Маша стояла рядом со столом, за которым мы беседовали, вытаращив глаза и судорожно сглатывая:
— Откуда вы… как они узнали, Вань?
— Маш, не будь наивной! — резко бросил я, разозлившись донельзя. — Ясно же, что квартира нашпигована подслушивающими, а возможно, и подглядывающими устройствами, и что поселили нас в нее специально, и что Маргариту подвели к нам они — мы давно уже под колпаком у Мюллера! Элементарно, Ватсон! Они суют нос везде, куда только можно, а уж мимо колдунов пройти никак не могли.
— Тогда, раз вы такой… Холмс, может распишете наши дальнейшие шаги и перспективы сотрудничества? Опишете, что мы от вас хотим? А мы и послушаем — вдруг чего-то упустили, — усмехнулся один из коллег полковника, доселе молчавший и внимательно следивший за моим лицом. Третий сидел с каменным видом и все время держал руку под столом, подозреваю, что в его кармане было что-то вроде стреляющей ядовитыми иглами авторучки или подобной гадости — на предмет плохих переговоров со злым колдуном. Вдруг я заартачусь, нападу на них? Придется принимать срочные меры. Для того и нужен «чистильщик».

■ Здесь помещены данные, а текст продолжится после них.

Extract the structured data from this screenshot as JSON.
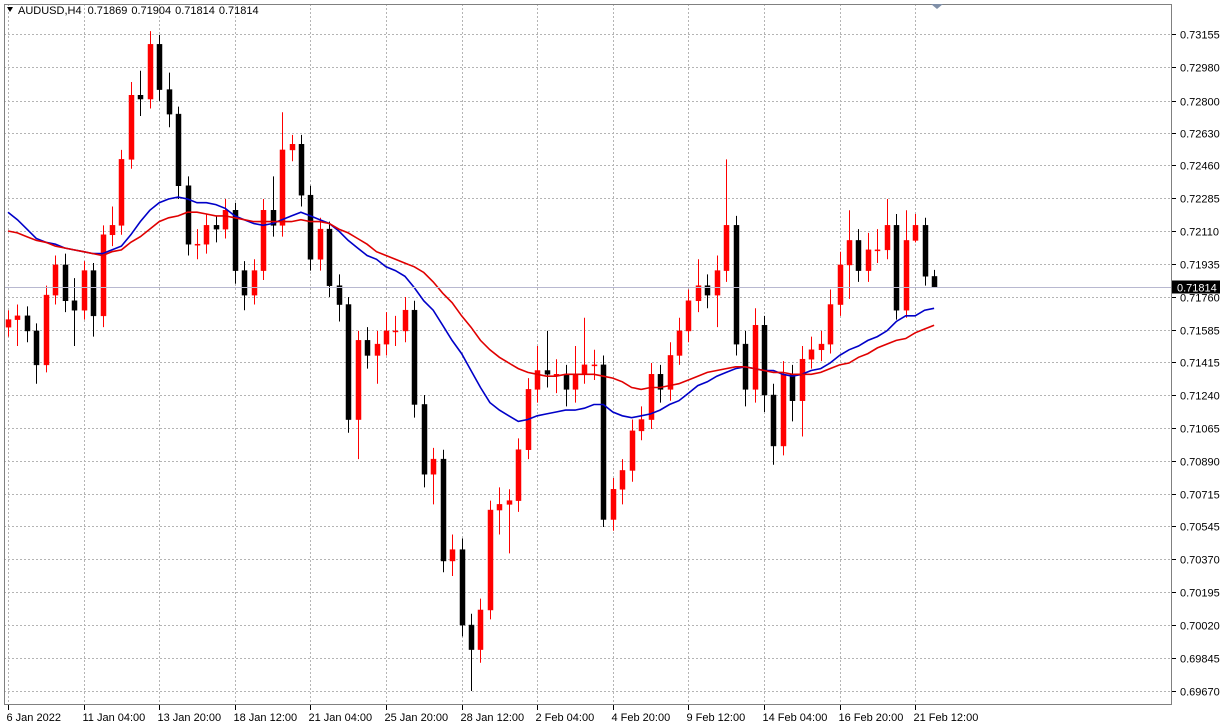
{
  "chart_data": {
    "type": "candlestick",
    "title": "AUDUSD,H4",
    "categories": [
      "6 Jan 2022",
      null,
      null,
      null,
      null,
      null,
      null,
      null,
      "11 Jan 04:00",
      null,
      null,
      null,
      null,
      null,
      null,
      null,
      "13 Jan 20:00",
      null,
      null,
      null,
      null,
      null,
      null,
      null,
      "18 Jan 12:00",
      null,
      null,
      null,
      null,
      null,
      null,
      null,
      "21 Jan 04:00",
      null,
      null,
      null,
      null,
      null,
      null,
      null,
      "25 Jan 20:00",
      null,
      null,
      null,
      null,
      null,
      null,
      null,
      "28 Jan 12:00",
      null,
      null,
      null,
      null,
      null,
      null,
      null,
      "2 Feb 04:00",
      null,
      null,
      null,
      null,
      null,
      null,
      null,
      "4 Feb 20:00",
      null,
      null,
      null,
      null,
      null,
      null,
      null,
      "9 Feb 12:00",
      null,
      null,
      null,
      null,
      null,
      null,
      null,
      "14 Feb 04:00",
      null,
      null,
      null,
      null,
      null,
      null,
      null,
      "16 Feb 20:00",
      null,
      null,
      null,
      null,
      null,
      null,
      null,
      "21 Feb 12:00",
      null,
      null
    ],
    "open": [
      0.716,
      0.7164,
      0.7166,
      0.7158,
      0.714,
      0.7177,
      0.7193,
      0.7174,
      0.7169,
      0.719,
      0.7166,
      0.7209,
      0.7214,
      0.7249,
      0.7283,
      0.7281,
      0.731,
      0.7286,
      0.7273,
      0.7235,
      0.7204,
      0.7204,
      0.7214,
      0.7212,
      0.7222,
      0.719,
      0.7177,
      0.719,
      0.7222,
      0.7214,
      0.7254,
      0.7257,
      0.723,
      0.7196,
      0.7212,
      0.7182,
      0.7172,
      0.7111,
      0.7153,
      0.7145,
      0.7151,
      0.7158,
      0.7158,
      0.7169,
      0.7119,
      0.7082,
      0.709,
      0.7036,
      0.7042,
      0.7002,
      0.6989,
      0.701,
      0.7063,
      0.7066,
      0.7068,
      0.7095,
      0.7127,
      0.7137,
      0.7135,
      0.7135,
      0.7127,
      0.7135,
      0.714,
      0.714,
      0.7058,
      0.7074,
      0.7084,
      0.7105,
      0.7111,
      0.7135,
      0.7127,
      0.7145,
      0.7158,
      0.7174,
      0.7182,
      0.7177,
      0.719,
      0.7214,
      0.7151,
      0.7127,
      0.7161,
      0.7124,
      0.7097,
      0.7135,
      0.7121,
      0.7143,
      0.7148,
      0.7151,
      0.7172,
      0.7193,
      0.7206,
      0.719,
      0.7201,
      0.7201,
      0.7214,
      0.7169,
      0.7206,
      0.7214,
      0.71869
    ],
    "high": [
      0.7169,
      0.7172,
      0.7171,
      0.7162,
      0.7182,
      0.7198,
      0.7199,
      0.7186,
      0.7195,
      0.7194,
      0.7214,
      0.7224,
      0.7254,
      0.729,
      0.7296,
      0.7317,
      0.7315,
      0.7295,
      0.7277,
      0.724,
      0.7212,
      0.722,
      0.7219,
      0.7228,
      0.7226,
      0.7195,
      0.7196,
      0.7228,
      0.724,
      0.7274,
      0.7262,
      0.7262,
      0.7235,
      0.7218,
      0.7216,
      0.7188,
      0.7176,
      0.7158,
      0.716,
      0.7158,
      0.7168,
      0.7166,
      0.7176,
      0.7174,
      0.7124,
      0.7096,
      0.7095,
      0.705,
      0.7048,
      0.7008,
      0.7016,
      0.7068,
      0.7075,
      0.7074,
      0.7101,
      0.7133,
      0.715,
      0.7158,
      0.7143,
      0.714,
      0.715,
      0.7165,
      0.7148,
      0.7145,
      0.708,
      0.709,
      0.7111,
      0.7118,
      0.7141,
      0.714,
      0.7152,
      0.7165,
      0.718,
      0.7196,
      0.7188,
      0.7198,
      0.7249,
      0.7219,
      0.7158,
      0.717,
      0.7166,
      0.713,
      0.7142,
      0.714,
      0.715,
      0.7155,
      0.7158,
      0.718,
      0.72,
      0.7222,
      0.7212,
      0.721,
      0.7212,
      0.7228,
      0.722,
      0.7222,
      0.722,
      0.7218,
      0.71904
    ],
    "low": [
      0.7155,
      0.715,
      0.7152,
      0.713,
      0.7136,
      0.7172,
      0.7168,
      0.715,
      0.7164,
      0.7155,
      0.716,
      0.7203,
      0.7209,
      0.7244,
      0.7272,
      0.7276,
      0.728,
      0.7266,
      0.7228,
      0.7198,
      0.7196,
      0.7199,
      0.7205,
      0.7207,
      0.7183,
      0.7169,
      0.7172,
      0.7185,
      0.7208,
      0.7208,
      0.7248,
      0.7224,
      0.719,
      0.719,
      0.7176,
      0.7163,
      0.7104,
      0.709,
      0.7138,
      0.713,
      0.7145,
      0.715,
      0.7152,
      0.7112,
      0.7075,
      0.7066,
      0.703,
      0.7028,
      0.6996,
      0.6967,
      0.6982,
      0.7005,
      0.705,
      0.704,
      0.7062,
      0.709,
      0.712,
      0.7128,
      0.7125,
      0.7118,
      0.712,
      0.713,
      0.7132,
      0.7054,
      0.7052,
      0.7066,
      0.7078,
      0.71,
      0.7106,
      0.712,
      0.7121,
      0.714,
      0.7152,
      0.7168,
      0.717,
      0.716,
      0.7184,
      0.7145,
      0.7118,
      0.712,
      0.7115,
      0.7087,
      0.7092,
      0.711,
      0.7102,
      0.7138,
      0.7142,
      0.7146,
      0.7166,
      0.7175,
      0.7184,
      0.7184,
      0.7194,
      0.7196,
      0.7164,
      0.7165,
      0.7205,
      0.7182,
      0.71814
    ],
    "close": [
      0.7164,
      0.7166,
      0.7158,
      0.714,
      0.7177,
      0.7193,
      0.7174,
      0.7169,
      0.719,
      0.7166,
      0.7209,
      0.7214,
      0.7249,
      0.7283,
      0.7281,
      0.731,
      0.7286,
      0.7273,
      0.7235,
      0.7204,
      0.7204,
      0.7214,
      0.7212,
      0.7222,
      0.719,
      0.7177,
      0.719,
      0.7222,
      0.7214,
      0.7254,
      0.7257,
      0.723,
      0.7196,
      0.7212,
      0.7182,
      0.7172,
      0.7111,
      0.7153,
      0.7145,
      0.7151,
      0.7158,
      0.7158,
      0.7169,
      0.7119,
      0.7082,
      0.709,
      0.7036,
      0.7042,
      0.7002,
      0.6989,
      0.701,
      0.7063,
      0.7066,
      0.7068,
      0.7095,
      0.7127,
      0.7137,
      0.7135,
      0.7135,
      0.7127,
      0.7135,
      0.714,
      0.714,
      0.7058,
      0.7074,
      0.7084,
      0.7105,
      0.7111,
      0.7135,
      0.7127,
      0.7145,
      0.7158,
      0.7174,
      0.7182,
      0.7177,
      0.719,
      0.7214,
      0.7151,
      0.7127,
      0.7161,
      0.7124,
      0.7097,
      0.7135,
      0.7121,
      0.7143,
      0.7148,
      0.7151,
      0.7172,
      0.7193,
      0.7206,
      0.719,
      0.7201,
      0.7201,
      0.7214,
      0.7169,
      0.7206,
      0.7214,
      0.7187,
      0.71814
    ],
    "up_color": "#ff0000",
    "down_color": "#000000",
    "series": [
      {
        "color": "#0000c8",
        "values": [
          0.7221,
          0.7217,
          0.7212,
          0.7207,
          0.7205,
          0.7204,
          0.7202,
          0.7201,
          0.72,
          0.7199,
          0.7199,
          0.7201,
          0.7203,
          0.7209,
          0.7216,
          0.7222,
          0.7226,
          0.7228,
          0.7229,
          0.7228,
          0.7226,
          0.7226,
          0.7225,
          0.7223,
          0.7219,
          0.7217,
          0.7215,
          0.7214,
          0.7215,
          0.7217,
          0.7219,
          0.7221,
          0.7219,
          0.7217,
          0.7215,
          0.7211,
          0.7206,
          0.7202,
          0.7198,
          0.7196,
          0.7192,
          0.719,
          0.7187,
          0.7181,
          0.7174,
          0.7169,
          0.7161,
          0.7153,
          0.7146,
          0.7137,
          0.7128,
          0.712,
          0.7116,
          0.7113,
          0.711,
          0.7111,
          0.7113,
          0.7114,
          0.7115,
          0.7116,
          0.7116,
          0.7117,
          0.7119,
          0.7119,
          0.7115,
          0.7113,
          0.7112,
          0.7113,
          0.7114,
          0.7116,
          0.7119,
          0.7121,
          0.7125,
          0.7129,
          0.7131,
          0.7134,
          0.7136,
          0.7138,
          0.7139,
          0.7138,
          0.7137,
          0.7137,
          0.7135,
          0.7134,
          0.7135,
          0.7137,
          0.7138,
          0.7141,
          0.7145,
          0.7148,
          0.715,
          0.7153,
          0.7155,
          0.7158,
          0.7163,
          0.7166,
          0.7166,
          0.7169,
          0.717
        ]
      },
      {
        "color": "#e00000",
        "values": [
          0.7211,
          0.721,
          0.7208,
          0.7206,
          0.7205,
          0.7203,
          0.7202,
          0.7201,
          0.72,
          0.7199,
          0.7198,
          0.72,
          0.7201,
          0.7205,
          0.7208,
          0.7212,
          0.7216,
          0.7218,
          0.7219,
          0.7221,
          0.7221,
          0.722,
          0.7219,
          0.7219,
          0.7218,
          0.7217,
          0.7216,
          0.7216,
          0.7216,
          0.7216,
          0.7216,
          0.7217,
          0.7216,
          0.7216,
          0.7215,
          0.7212,
          0.721,
          0.7207,
          0.7204,
          0.72,
          0.7198,
          0.7196,
          0.7194,
          0.7192,
          0.7189,
          0.7184,
          0.7178,
          0.7173,
          0.7166,
          0.716,
          0.7153,
          0.7148,
          0.7144,
          0.7141,
          0.7138,
          0.7136,
          0.7135,
          0.7134,
          0.7134,
          0.7135,
          0.7135,
          0.7135,
          0.7135,
          0.7134,
          0.7133,
          0.7131,
          0.7128,
          0.7127,
          0.7128,
          0.7128,
          0.7129,
          0.713,
          0.7132,
          0.7134,
          0.7136,
          0.7137,
          0.7138,
          0.7139,
          0.7139,
          0.7138,
          0.7137,
          0.7136,
          0.7136,
          0.7135,
          0.7135,
          0.7135,
          0.7136,
          0.7138,
          0.714,
          0.7141,
          0.7144,
          0.7146,
          0.7149,
          0.7151,
          0.7153,
          0.7154,
          0.7157,
          0.7159,
          0.7161
        ]
      }
    ],
    "ylim": [
      0.69596,
      0.73314
    ],
    "yticks": [
      0.73155,
      {
        "value": 0.7298,
        "label": "0.72980"
      },
      {
        "value": 0.728,
        "label": "0.72800"
      },
      {
        "value": 0.7263,
        "label": "0.72630"
      },
      {
        "value": 0.7246,
        "label": "0.72460"
      },
      0.72285,
      {
        "value": 0.7211,
        "label": "0.72110"
      },
      0.71935,
      {
        "value": 0.7176,
        "label": "0.71760"
      },
      0.71585,
      0.71415,
      {
        "value": 0.7124,
        "label": "0.71240"
      },
      0.71065,
      {
        "value": 0.7089,
        "label": "0.70890"
      },
      0.70715,
      0.70545,
      {
        "value": 0.7037,
        "label": "0.70370"
      },
      0.70195,
      {
        "value": 0.7002,
        "label": "0.70020"
      },
      0.69845,
      {
        "value": 0.6967,
        "label": "0.69670"
      }
    ],
    "grid": true
  }
}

— Во-первых, ваш коллега пускай уберет руку из кармана — не дай бог стрельнет с испугу. Я не собираюсь на вас нападать, на фига вы мне сдались. Я ждал вас все это время и удивлялся — как это вы так медленно до меня добирались?
— «Служенье муз не терпит суеты» — слышали такое выражение? — усмехнулся второй гэбэшник. — Хорошая операция должна быть тщательно подготовлена. Тогда есть вероятность, что она удастся на сто процентов. Закон такой.